Mario Dumont a soutenu qu'il n'avait pas de plan, pas de projet précis. Ceux qui affirment le contraire sont «des bouffons qui parlent à travers leur chapeau».
Pour Mario Dumont, «la journée de lundi a été une journée sombre pour toute personne qui a un minimum de respect ou de considération pour la démocratie québécoise». Le chef adéquiste constate, non pas une simple baisse du taux de participation des électeurs, mais «un changement d'ordre de grandeur». À ses yeux, Jean Charest en portera le poids devant l'histoire.
Le 8 décembre, le Parti libéral n'a guère fait mieux que son score médiocre de 2007, soit 50 000 votes de plus. Le Parti québécois n'a que 15 000 voix de plus que le désastreux résultat de 2007. Le vote adéquiste, lui, a chuté de 700 000, soit de 60 %. On peut en déduire que bon nombre de ceux qui ont voté pour l'ADQ en 2007 ne se sont pas rendus voter en 2008. «C'est comme si nous avions été capables de les convaincre que les autres options n'étaient pas valables sans pouvoir les convaincre que cela valait la peine de voter pour nous», juge Mario Dumont. Le potentiel adéquiste, il est là.

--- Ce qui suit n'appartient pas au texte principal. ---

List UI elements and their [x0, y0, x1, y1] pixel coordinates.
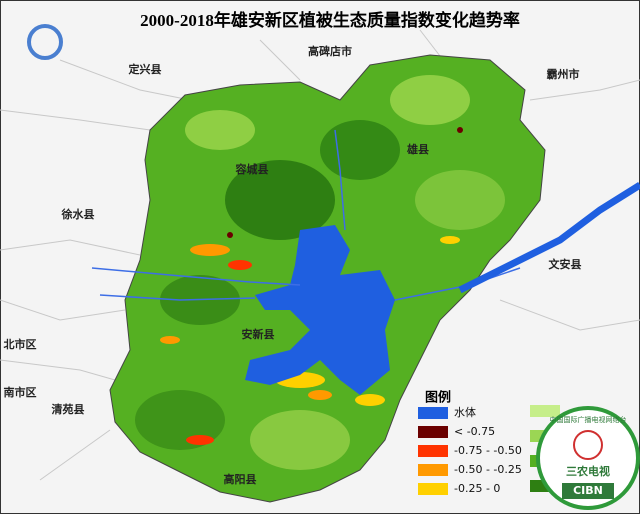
place-label: 北市区: [4, 337, 37, 351]
legend-swatch: [418, 445, 448, 457]
place-label: 高阳县: [224, 472, 257, 486]
legend-swatch: [530, 405, 560, 417]
legend-swatch: [418, 483, 448, 495]
logo-swirl: [27, 24, 63, 60]
place-label: 南市区: [4, 385, 37, 399]
watermark: 中国国际广播电视网络台 三农电视 CIBN: [536, 406, 640, 510]
legend-label: < -0.75: [454, 425, 495, 438]
watermark-emblem: [573, 430, 603, 460]
legend-swatch: [418, 464, 448, 476]
legend-swatch: [418, 407, 448, 419]
lake: [245, 225, 395, 395]
place-label: 容城县: [235, 162, 269, 176]
place-label: 霸州市: [547, 67, 580, 81]
place-label: 高碑店市: [308, 44, 352, 58]
legend-label: -0.75 - -0.50: [454, 444, 522, 457]
legend-label: -0.50 - -0.25: [454, 463, 522, 476]
legend-title: 图例: [425, 390, 451, 406]
legend-swatch: [418, 426, 448, 438]
place-label: 安新县: [242, 327, 275, 341]
place-label: 雄县: [406, 142, 429, 156]
watermark-brand: CIBN: [573, 484, 603, 497]
place-label: 清苑县: [52, 402, 85, 416]
roads: [0, 29, 640, 481]
place-label: 文安县: [549, 257, 582, 271]
title: 2000-2018年雄安新区植被生态质量指数变化趋势率: [140, 10, 520, 30]
watermark-badge: [562, 483, 614, 499]
place-label: 定兴县: [129, 62, 162, 76]
big-river: [458, 182, 640, 294]
legend-label: -0.25 - 0: [454, 482, 500, 495]
rivers: [91, 129, 521, 301]
place-label: 徐水县: [61, 207, 95, 221]
watermark-channel: 三农电视: [566, 464, 610, 478]
legend-label: 水体: [454, 405, 476, 419]
watermark-org: 中国国际广播电视网络台: [550, 415, 627, 424]
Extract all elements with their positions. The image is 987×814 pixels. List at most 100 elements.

Pour l'heure, les adéquistes doivent préparer la succession de Mario Dumont. L'exécutif du parti se réunit ce soir pour en discuter. L'ADQ tentera aussi de se faire conférer le statut de parti reconnu à l'Assemblée nationale, un privilège accordé aux partis qui obtiennent au moins 20 % des votes ou encore 12 sièges. Sont liés à ce statut un budget de fonctionnement et des droits d'intervention à la période de questions de l'Assemblée nationale. Le projet de réforme parlementaire prévoit un seuil de 15 % ou six députés. Le premier ministre Jean Charest s'est montré ouvert à accéder à la requête de l'ADQ, mais l'opposition officielle doit y donner son aval.